[ Back ] (Entertainment Pages)

A New Generation of Bad Book Reports: Treasure Planet
 

Stephanie Morgan
Columbus Wired Contributing Columnist
2/27/03


I will give Disney this – Treasure Planet is a rather faithful adaptation of Robert Lewis Stevenson’s Treasure Island. Save the Cyborg, Sexy Cat Captain, Flubber-like character, skateboarding, half-dog creature and taking place in space.

Treasure Planet is nominated in the “Best Animation – Full-Length Feature” category this year. This is the only reason that I saw the movie, and by all accounts, one of the only reasons people have seen the film this year. It’s a Disney film with everything - celebrity voices (Emma Thompson, David Hyde Pearce, Laurie Metcalf), adventure involving the younger set, and characters designed to delight and disgust all at the same time. It’s the standard Disney formula that’s made Disney animated features money in the bank.

Up until now. Treasure Planet was a bona fide flop for Disney. After watching the film, it seems terribly unfair. But things have changed. Where Disney was once the undisputed king of animation, there are now many new kids on the block. Advances in computer animation, the money to be made in DVD and video sales, along with the ability to make a film your kids can actually watch are but a few of the reasons that Disney is falling to the wayside.

Disney is doing the same-old-same-old for a group of kids that have grown up demanding more realistic blood splatters and rotting corpses from their video games. Not even a flatulent crewmember can win over these kids.

It is not that Disney doesn’t try. When young Jim Hawkins First learns of the legend of Treasure Planet, it’s from a hologram book. Young Jim grows up making solar-skateboards that he uses to elude robotic police officers. Silver is now a cyborg, and the bad guys speak in sanitary slang.

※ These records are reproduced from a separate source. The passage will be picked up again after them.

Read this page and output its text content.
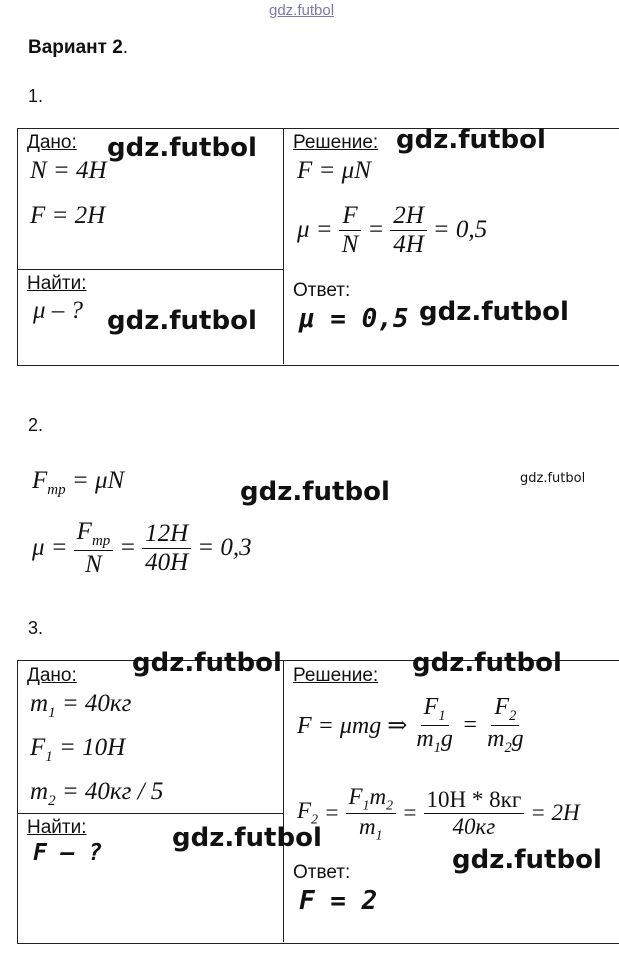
gdz.futbol
Вариант 2.
1.
Дано:
N = 4H
F = 2H
Найти:
μ – ?
Решение:
F = μN
$\mu = \frac{F}{N} = \frac{2H}{4H} = 0,5$
Ответ:
μ = 0,5
gdz.futbol	gdz.futbol
gdz.futbol	gdz.futbol
2.
$F_{mp} = \mu N$
$\mu = \frac{F_{mp}}{N} = \frac{12H}{40H} = 0,3$
gdz.futbol	gdz.futbol
3.
Дано:
$m_1 = 40кг$
$F_1 = 10H$
$m_2 = 40кг / 5$
Найти:
F – ?
Решение:
F = μmg ⇒ $\frac{F_1}{m_1g} = \frac{F_2}{m_2g}$
$F_2 = \frac{F_1m_2}{m_1} = \frac{10H * 8кг}{40кг} = 2H$
Ответ:
F = 2
gdz.futbol	gdz.futbol
gdz.futbol
gdz.futbol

It’s enough to make you realize that some of the executives at Disney must have remembered to ask if the grandkids had been talking about anything “hip” in the last week.

Still, this is based on what is arguably the best action-adventure book a kid can read. Where else do you start out with a pirate dying in your house and end up on the high seas searching for unimaginable treasure while trying to survive the meanest crew alive? For that alone, this is always a good story.

However, once it gets out that Treasure Planet is pretty close to the book, the rentals will start flying off the shelves. I feel for my two teacher friends. I wonder exactly how they’ll respond when they read “the best part of the book was how Silver’s cyborg hand could turn into a whole set of knives.” Well, I should be honest – I know my friends well enough to know what report comments will be like. One of them will be fairly kind and suggest future book reports be based on actual books. The other’s comments will bring about that pivotal “Johnny, let me tell you about sarcasm” talk at home.

The Usual:

What It’s Worth: Definitely a trip to the dollar-theater. Heck, spring for the pay-per-view.

Main Reason To See This Film: It’s a fun take on a classic. It’s also a chance to see actual advances in Disney animation.

Main Reason Not To See This Film: Disney’s attempts to be cool are awkward and obvious.